Из музыкального салона доносятся звуки фортепьяно: «Токката» Баха, которую исполняет умелыми пальцами маленькая китаянка мисс Лоу, светлая, чистая девушка. Во внутренний двор входят две монахини. Вчера одна из них, сестра Агнесса Рита, представила мне блестящее, хорошо построенное сочинение о Франсуа Мориаке; ее восковое лицо, обрамленное белым, напоминает портреты Филиппа Шампанского[1], уверенная речь кажется подкрепленной веками христианской мудрости. Хорошенькая блондинка, что улыбается монахиням, — Марион Моррис из Солт-Лейк-Сити, дочь и внучка мормонов[2]; она провела несколько лет в Париже и с любовью вспоминает улицу Жакоб[3], где ей знаком каждый старинный двор с железными балконами. Брюнетка с голубыми глазами — Беттина Шустер; она была вынуждена покинуть Вену и выучила в Женеве французский язык Руссо и Амьеля[4]. По-моему, она даровита, но я из тех преподавателей, которым всегда кажется, что он отыскал жемчужину.

Вчера мне исполнилось пятьдесят шесть лет, и ученицы Миллз-колледжа написали по этому случаю пьеску. На сцене — библиотека. Полночь. Пробило двенадцать. И тогда герои моих книг: полковник Брэмбл, Филипп Марсена, Одиль, Дениза Эрпен, Бернар Кенэ — оживают и берут слово. «Вот, стало быть, и все, — мысленно говорю я, — что осталось от моей жизни и творчества!»

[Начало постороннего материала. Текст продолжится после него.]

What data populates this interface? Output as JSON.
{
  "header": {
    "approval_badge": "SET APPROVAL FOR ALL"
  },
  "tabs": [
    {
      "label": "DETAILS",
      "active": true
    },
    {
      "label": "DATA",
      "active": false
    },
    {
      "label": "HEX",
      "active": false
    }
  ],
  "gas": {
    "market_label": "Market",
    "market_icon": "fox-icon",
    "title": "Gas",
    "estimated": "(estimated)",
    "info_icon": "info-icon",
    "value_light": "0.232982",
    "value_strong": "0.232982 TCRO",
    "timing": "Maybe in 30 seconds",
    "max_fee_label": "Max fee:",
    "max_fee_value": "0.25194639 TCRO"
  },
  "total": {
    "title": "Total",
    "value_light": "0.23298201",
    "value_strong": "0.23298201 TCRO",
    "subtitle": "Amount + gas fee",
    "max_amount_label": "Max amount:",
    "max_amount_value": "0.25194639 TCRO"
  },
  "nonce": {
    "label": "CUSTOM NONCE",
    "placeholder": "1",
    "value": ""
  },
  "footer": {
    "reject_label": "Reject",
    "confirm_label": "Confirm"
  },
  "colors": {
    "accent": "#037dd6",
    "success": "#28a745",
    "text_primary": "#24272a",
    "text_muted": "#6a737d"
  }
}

Чуть позднее, возвратясь к себе, я подумал, что помимо этого о писателе остается легенда и удивительное мифическое существо, которое я называю «персонажем». Персонаж — это облик человека, такой, каким он видится другим людям сегодня или в прошлом. Он многолик. Два различных, иногда противоречивых и даже враждебных друг другу персонажа могут пережить нас, оставаясь в памяти друзей и врагов, и продолжить после смерти свое противостояние, в котором победит наша истинная личность. Мы можем быть сложными, замкнутыми, загадочными или просто честными тружениками — но это не мешает целой армии персонажей воевать за право представлять нас, и битва продлится до тех пор, пока эти воинственные марионетки не потонут в забвении. Что касается меня, забвение не заставит себя долго ждать. Но смятение страстей сегодня еще столь сильно, что, до того как наступит вечное молчание, я смогу произвести на свет еще несколько диковинных «персонажей». Одни будут лучше меня, другие хуже. Если меня должны любить или ненавидеть, мне хочется, по крайней мере, чтобы эта ненависть или симпатия была обращена к человеку, каким я являюсь на самом деле. Почему же не попытаться изобразить его таким, каким я его знал?

В эту минуту, в то самое время, как листва эвкалиптов трепещет под порывами океанского ветра, проносящегося по звездному небу, я решил написать от своего лица, а не в форме романа, историю моей жизни. Как всякий биограф, я, естественно, буду допускать ошибки, по забывчивости или по недоразумению. Тем не менее я надеюсь, что, когда некий праздный эрудит или корпящий в поте лица над дипломной работой студент попытается отделить в этой книге поэзию от правды, он не обнаружит ни существенных упущений, ни тем более самодовольства. Если я смиренно отдаю себе отчет в ошибках и слабостях, то вспоминаю и многочисленные случаи, когда добровольно жертвовал собственными интересами во имя того, что почитал своим долгом. Я мог ошибаться, но в глазах Бога, как и благожелательного читателя, это не является смертным грехом. Тот, кого я вывел на этих страницах, как мне кажется, и есть мое подлинное «я». Простите же мне, люди добрые, все обиды, как и я прощаю своих обидчиков.

* * *

Мое самое раннее воспоминание — утро воскресного дня в Эльбёфе, когда мне было четыре или пять лет. Город будили рожки пожарников. В допотопных касках они тащили шланг, чтобы испытать, как работает пожарный кран. Они всегда пели одну и ту же песенку:

Ты видал фуражку, Фуражку, фуражку? Ты видал фуражку Папаши Бюжо?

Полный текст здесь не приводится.